The Role of Lime-Based Solutions in Soil Stabilization
Lime is an engineering-proven binder with over 100 years of application history in the improvement of clayey soils.
Lime added to the soil triggers a two-stage reaction chain: short-term cation exchange and flocculation, followed by a long-term pozzolanic reaction.
During cation exchange, the Na⁺ and K⁺ ions on the surface of clay minerals are replaced by Ca²⁺; this mechanism causes a rapid drop in the plasticity index, an increase in workability and the soil to flocculate into a more friable structure. The pozzolanic reaction develops over weeks and months, forming calcium silicate hydrate (CSH) and calcium aluminate hydrate (CAH) gels that provide permanent strength. Quicklime (CaO) is the most heavily preferred product in soil stabilization.

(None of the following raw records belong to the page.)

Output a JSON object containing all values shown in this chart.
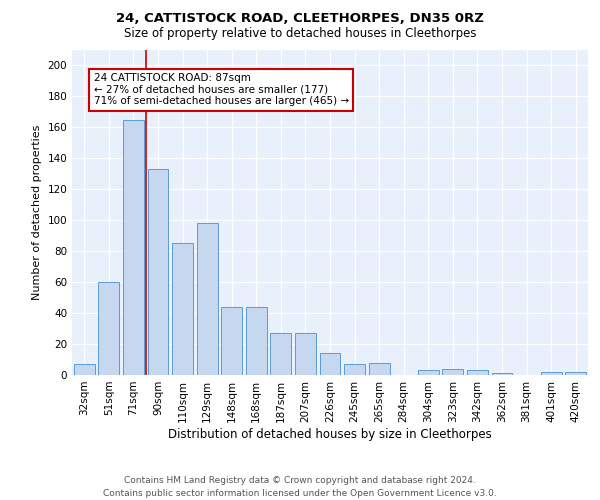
{
  "title1": "24, CATTISTOCK ROAD, CLEETHORPES, DN35 0RZ",
  "title2": "Size of property relative to detached houses in Cleethorpes",
  "xlabel": "Distribution of detached houses by size in Cleethorpes",
  "ylabel": "Number of detached properties",
  "footer1": "Contains HM Land Registry data © Crown copyright and database right 2024.",
  "footer2": "Contains public sector information licensed under the Open Government Licence v3.0.",
  "bin_labels": [
    "32sqm",
    "51sqm",
    "71sqm",
    "90sqm",
    "110sqm",
    "129sqm",
    "148sqm",
    "168sqm",
    "187sqm",
    "207sqm",
    "226sqm",
    "245sqm",
    "265sqm",
    "284sqm",
    "304sqm",
    "323sqm",
    "342sqm",
    "362sqm",
    "381sqm",
    "401sqm",
    "420sqm"
  ],
  "bar_values": [
    7,
    60,
    165,
    133,
    85,
    98,
    44,
    44,
    27,
    27,
    14,
    7,
    8,
    0,
    3,
    4,
    3,
    1,
    0,
    2,
    2
  ],
  "bar_color": "#c5d8f0",
  "bar_edge_color": "#5b9bd5",
  "red_line_x": 2.5,
  "annotation_box_text": "24 CATTISTOCK ROAD: 87sqm\n← 27% of detached houses are smaller (177)\n71% of semi-detached houses are larger (465) →",
  "ylim": [
    0,
    210
  ],
  "yticks": [
    0,
    20,
    40,
    60,
    80,
    100,
    120,
    140,
    160,
    180,
    200
  ],
  "background_color": "#e8f0fb",
  "grid_color": "#ffffff",
  "box_edge_color": "#cc0000",
  "vline_color": "#cc0000",
  "title1_fontsize": 9.5,
  "title2_fontsize": 8.5,
  "ylabel_fontsize": 8,
  "xlabel_fontsize": 8.5,
  "tick_fontsize": 7.5,
  "footer_fontsize": 6.5,
  "annot_fontsize": 7.5
}
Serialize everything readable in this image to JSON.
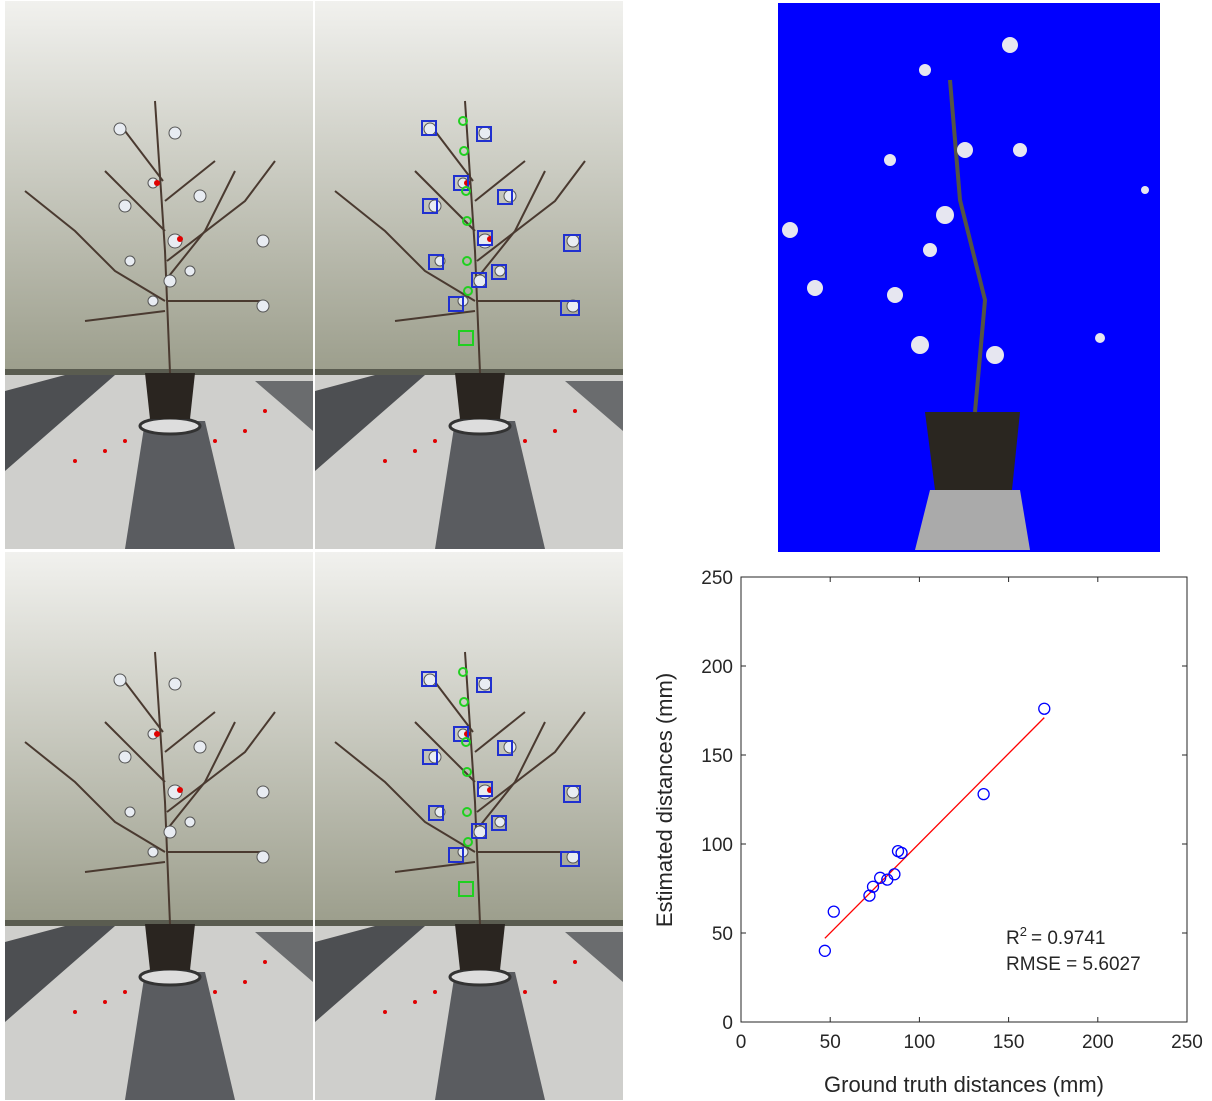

Technical Points to Consider in Application
Preliminary assessment is critical for the correct result.
The Eades-Grim test is the reference method for determining the minimum lime dosage the soil will require: lime is added until the 1-hour pH value of the soil-lime-water mixture reaches 12.4.
In soils with an organic matter ratio above 2%, the pozzolanic reaction weakens, so the organic matter content and sulfate amount must be measured before fieldwork. In the presence of high sulfate (>0.3%), the risk of ettringite formation and delayed swelling arises; in this case, a different binder strategy should be considered instead of lime. Mixing homogeneity, curing time and application weather conditions are the other factors that determine success.

Sectoral Approach and Good Practice as of 2026
As of 2026, soil stabilization applications in Europe and Türkiye are being reassessed along both the carbon-footprint-reduction and circular-economy axes.
The "Code of Good Practice – Soil Treatment with Lime" document published by EuLA emphasizes that soil treatment with lime offers a clear carbon advantage over cement-based alternatives.
The same approach is followed under TS EN 14227-11 and BS EN 14227-11, and lime-fly ash dual binder systems are increasingly preferred in field applications. In different segments such as motorways, urban arterials, railway infrastructure, wind turbine foundation access roads, airport aprons and logistics warehouse sites, lime-based solutions are used either alone or together with limestone aggregate.